VPC (Virtual Private Cloud)
A private network inside AWS. All Vega services run inside a VPC.

ECS (Elastic Container Service)
AWS's container orchestration service. Vega runs all backend services as Docker containers managed by ECS.

Fargate
The serverless compute runtime for ECS. You don't manage EC2 instances — AWS handles the infrastructure.

ECR (Elastic Container Registry)
AWS's Docker image registry. Vega builds Docker images and pushes them to ECR.

SQS (Simple Queue Service)
AWS's managed message queue. The API sends scan and ingest job messages to SQS. Workers consume messages to claim and execute jobs.

RDS / Aurora Postgres
AWS's managed relational database service. Vega uses Postgres with JSONB document storage.
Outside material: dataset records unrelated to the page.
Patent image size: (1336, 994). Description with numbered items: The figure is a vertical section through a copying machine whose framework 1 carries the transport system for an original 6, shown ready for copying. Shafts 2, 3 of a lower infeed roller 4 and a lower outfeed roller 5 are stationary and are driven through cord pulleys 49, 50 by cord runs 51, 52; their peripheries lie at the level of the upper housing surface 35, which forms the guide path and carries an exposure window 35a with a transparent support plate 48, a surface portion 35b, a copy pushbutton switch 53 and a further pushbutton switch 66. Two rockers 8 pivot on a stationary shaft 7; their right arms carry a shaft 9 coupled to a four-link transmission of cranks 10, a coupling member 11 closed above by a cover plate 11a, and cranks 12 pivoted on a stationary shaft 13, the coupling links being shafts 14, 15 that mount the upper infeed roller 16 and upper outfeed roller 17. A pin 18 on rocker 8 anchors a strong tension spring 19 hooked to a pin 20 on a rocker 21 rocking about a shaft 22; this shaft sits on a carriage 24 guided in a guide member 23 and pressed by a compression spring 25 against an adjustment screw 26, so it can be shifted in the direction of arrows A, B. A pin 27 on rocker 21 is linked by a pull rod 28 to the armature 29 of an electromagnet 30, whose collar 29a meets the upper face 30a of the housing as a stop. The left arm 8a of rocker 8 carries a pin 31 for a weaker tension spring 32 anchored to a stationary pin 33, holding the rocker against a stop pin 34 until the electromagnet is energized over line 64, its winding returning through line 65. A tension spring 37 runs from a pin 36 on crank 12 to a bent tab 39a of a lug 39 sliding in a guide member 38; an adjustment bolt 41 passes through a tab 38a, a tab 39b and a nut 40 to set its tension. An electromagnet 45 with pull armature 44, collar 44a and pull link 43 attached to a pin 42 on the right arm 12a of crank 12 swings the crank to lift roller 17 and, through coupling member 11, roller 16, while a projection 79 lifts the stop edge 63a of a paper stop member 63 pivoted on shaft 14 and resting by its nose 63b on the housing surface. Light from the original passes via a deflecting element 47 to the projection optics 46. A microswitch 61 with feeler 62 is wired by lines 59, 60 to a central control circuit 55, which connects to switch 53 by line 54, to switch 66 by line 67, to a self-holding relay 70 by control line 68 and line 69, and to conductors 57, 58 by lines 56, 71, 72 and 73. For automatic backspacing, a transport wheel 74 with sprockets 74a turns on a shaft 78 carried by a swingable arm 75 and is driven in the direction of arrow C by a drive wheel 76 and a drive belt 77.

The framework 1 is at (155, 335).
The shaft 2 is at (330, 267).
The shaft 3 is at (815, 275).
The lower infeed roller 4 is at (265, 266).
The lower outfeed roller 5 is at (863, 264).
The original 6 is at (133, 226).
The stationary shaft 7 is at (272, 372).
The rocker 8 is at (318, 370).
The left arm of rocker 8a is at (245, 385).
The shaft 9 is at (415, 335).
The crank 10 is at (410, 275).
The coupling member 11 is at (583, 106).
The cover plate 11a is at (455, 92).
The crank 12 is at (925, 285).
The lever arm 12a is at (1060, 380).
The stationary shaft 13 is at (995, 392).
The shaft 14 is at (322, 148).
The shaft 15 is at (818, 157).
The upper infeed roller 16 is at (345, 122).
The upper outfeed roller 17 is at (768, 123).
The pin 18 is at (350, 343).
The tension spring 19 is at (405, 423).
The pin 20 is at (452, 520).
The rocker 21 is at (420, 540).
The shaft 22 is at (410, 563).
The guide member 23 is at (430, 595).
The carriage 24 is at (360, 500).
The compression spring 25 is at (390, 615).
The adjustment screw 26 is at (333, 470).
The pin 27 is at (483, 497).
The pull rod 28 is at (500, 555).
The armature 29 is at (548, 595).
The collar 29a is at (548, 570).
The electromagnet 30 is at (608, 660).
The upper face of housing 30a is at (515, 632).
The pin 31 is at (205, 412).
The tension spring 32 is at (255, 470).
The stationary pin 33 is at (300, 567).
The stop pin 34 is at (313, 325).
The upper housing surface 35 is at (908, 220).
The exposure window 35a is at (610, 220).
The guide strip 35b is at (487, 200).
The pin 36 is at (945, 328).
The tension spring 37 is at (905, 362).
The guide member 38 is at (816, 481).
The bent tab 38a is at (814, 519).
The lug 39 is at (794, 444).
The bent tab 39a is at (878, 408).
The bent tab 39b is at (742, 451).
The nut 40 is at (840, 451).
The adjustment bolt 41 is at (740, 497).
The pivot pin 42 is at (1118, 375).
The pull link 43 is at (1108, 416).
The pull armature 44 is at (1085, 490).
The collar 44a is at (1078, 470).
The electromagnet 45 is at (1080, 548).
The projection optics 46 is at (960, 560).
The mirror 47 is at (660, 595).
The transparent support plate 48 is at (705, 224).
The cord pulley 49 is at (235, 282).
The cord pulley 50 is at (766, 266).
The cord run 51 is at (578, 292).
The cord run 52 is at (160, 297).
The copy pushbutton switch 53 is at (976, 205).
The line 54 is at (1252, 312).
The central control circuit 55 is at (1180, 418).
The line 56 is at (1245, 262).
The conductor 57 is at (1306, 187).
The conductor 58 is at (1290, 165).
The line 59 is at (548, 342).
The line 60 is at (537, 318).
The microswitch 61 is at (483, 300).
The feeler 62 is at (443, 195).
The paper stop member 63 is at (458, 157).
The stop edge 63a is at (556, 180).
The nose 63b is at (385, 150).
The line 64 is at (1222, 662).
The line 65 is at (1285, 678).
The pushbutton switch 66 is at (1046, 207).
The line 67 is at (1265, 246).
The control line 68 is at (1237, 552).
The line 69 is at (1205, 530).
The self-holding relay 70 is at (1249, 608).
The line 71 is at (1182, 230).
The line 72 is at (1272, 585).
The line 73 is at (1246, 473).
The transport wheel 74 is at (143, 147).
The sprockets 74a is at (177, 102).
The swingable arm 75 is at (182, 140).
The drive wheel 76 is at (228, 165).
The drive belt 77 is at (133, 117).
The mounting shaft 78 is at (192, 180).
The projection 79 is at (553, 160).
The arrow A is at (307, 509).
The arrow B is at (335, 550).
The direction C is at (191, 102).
S3 (Simple Storage Service)
AWS's object storage. Vega uses S3 buckets for source snapshots, scan artifacts, and the built frontend files.

CloudWatch
AWS's logging, metrics, and alerting service. Every ECS container logs to a CloudWatch log group.

Secrets Manager
AWS's encrypted secret storage. Database credentials, API keys, and provider keys are stored in Secrets Manager and injected via VEGA_SECRETS_ARN.

Cognito
AWS's managed user authentication service. Users sign in through the frontend via Cognito; the backend validates the resulting JWT.

CloudFront
AWS's CDN. Serves the frontend static files from S3 and routes API calls to the backend load balancer.

Terraform
Infrastructure-as-code tool. AWS resources are defined in .tf files under infra/terraform/ rather than through the console.

STS (Security Token Service)
AWS service used to generate temporary, scoped credentials. Vega uses STS to issue scan-scoped S3 credentials (ScanScopedS3Credentials) so each scan runner can only access its own artifacts.